All schools should have been given the opportunity to request a re-score based on student growth. Plus, student growth should not even be a factor this year because we are not comparing students to the same standards.

It is not fair to compare the more rigorous College and Career Readiness standards to less strenuous 2013 – 2014 academic standards. Since this was the first year for assessing the College and Career Readiness standards, there should not be any growth until you complete your second year of assessing the College and Career Readiness standards.  

6. This school year is half over and we are still waiting for the Individual Student Reports to be released so we can evaluate our strengths and weaknesses and make the necessary educational adjustment to improve the quality of education for all students. There are only nine weeks of school left before the 2015 -2016 ISTEP+ assessment begins.

With no valuable information, how can we honestly expect our scores to improve when we do not know where our deficiencies lie?

7. Recently, there was an Indianapolis Star newspaper article that claims that a computer glitch could have mis-scored thousands of ISTEP+ tests. Check out this story on

According to this article, seven scoring supervisors, for the testing vendor, CTB-McGraw Hill, claimed that thousands of student exams could be incorrect due to a computer malfunction which was discovered eight days after they began scoring the ISTEP+ assessments.

What is disappointing is that CTB-McGraw Hill claims that the malfunction did not affect student scores and chose not to re-score those tests. This decision from CTB-McGraw Hill, sounds like it was influenced by financial concerns and should not be accepted by the state. These allegations from the seven scoring supervisors should be investigated thoroughly.

This proves what administrators and teachers have been saying throughout the state that this system is flawed, this assessment should not count, and it is time to develop an accountability system that is going to be fair and accurate.

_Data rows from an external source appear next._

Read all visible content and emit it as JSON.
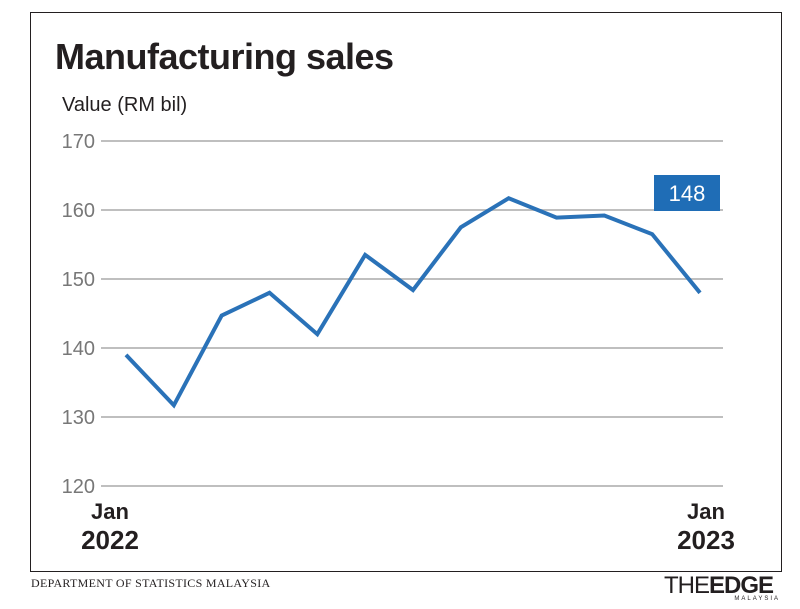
{
  "chart_data": {
    "type": "line",
    "title": "Manufacturing sales",
    "ylabel": "Value (RM bil)",
    "xlabel": "",
    "ylim": [
      120,
      170
    ],
    "yticks": [
      120,
      130,
      140,
      150,
      160,
      170
    ],
    "x_tick_labels": [
      {
        "month": "Jan",
        "year": "2022"
      },
      {
        "month": "Jan",
        "year": "2023"
      }
    ],
    "x": [
      "Jan 2022",
      "Feb 2022",
      "Mar 2022",
      "Apr 2022",
      "May 2022",
      "Jun 2022",
      "Jul 2022",
      "Aug 2022",
      "Sep 2022",
      "Oct 2022",
      "Nov 2022",
      "Dec 2022",
      "Jan 2023"
    ],
    "series": [
      {
        "values": [
          139.0,
          131.7,
          144.7,
          148.0,
          142.0,
          153.5,
          148.4,
          157.5,
          161.7,
          158.9,
          159.2,
          156.5,
          148.0
        ]
      }
    ],
    "annotation": {
      "label": "148",
      "index": 12
    },
    "grid": true,
    "colors": {
      "line": "#2a72b8",
      "grid": "#bfbfbf",
      "callout": "#1f6db6"
    }
  },
  "source": "DEPARTMENT OF STATISTICS MALAYSIA",
  "logo": {
    "main_left": "THE",
    "main_right": "EDGE",
    "sub": "MALAYSIA"
  }
}
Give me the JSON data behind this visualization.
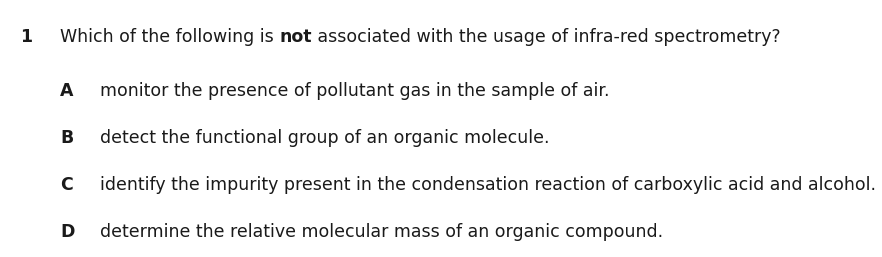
{
  "background_color": "#ffffff",
  "question_number": "1",
  "question_text_parts": [
    {
      "text": "Which of the following is ",
      "bold": false
    },
    {
      "text": "not",
      "bold": true
    },
    {
      "text": " associated with the usage of infra-red spectrometry?",
      "bold": false
    }
  ],
  "options": [
    {
      "label": "A",
      "text": "monitor the presence of pollutant gas in the sample of air."
    },
    {
      "label": "B",
      "text": "detect the functional group of an organic molecule."
    },
    {
      "label": "C",
      "text": "identify the impurity present in the condensation reaction of carboxylic acid and alcohol."
    },
    {
      "label": "D",
      "text": "determine the relative molecular mass of an organic compound."
    }
  ],
  "font_size": 12.5,
  "font_family": "Arial",
  "text_color": "#1a1a1a",
  "fig_width": 8.82,
  "fig_height": 2.57,
  "dpi": 100
}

These are some of my concerns regarding the 2014 – 2015 ISTEP+ assessment. I have complete faith in our school system that we are preparing students to be well educated and productive members of society and to succeed in all their future endeavors. I do not believe that these test scores show an accurate reflection of our students’ yearly achievements. Plus, these poor test scores do not reflect the hard work and dedication that teachers and administrators put in each day. Hopefully, the state legislature will create an accountability system that will truly reflect the educational growth of our students.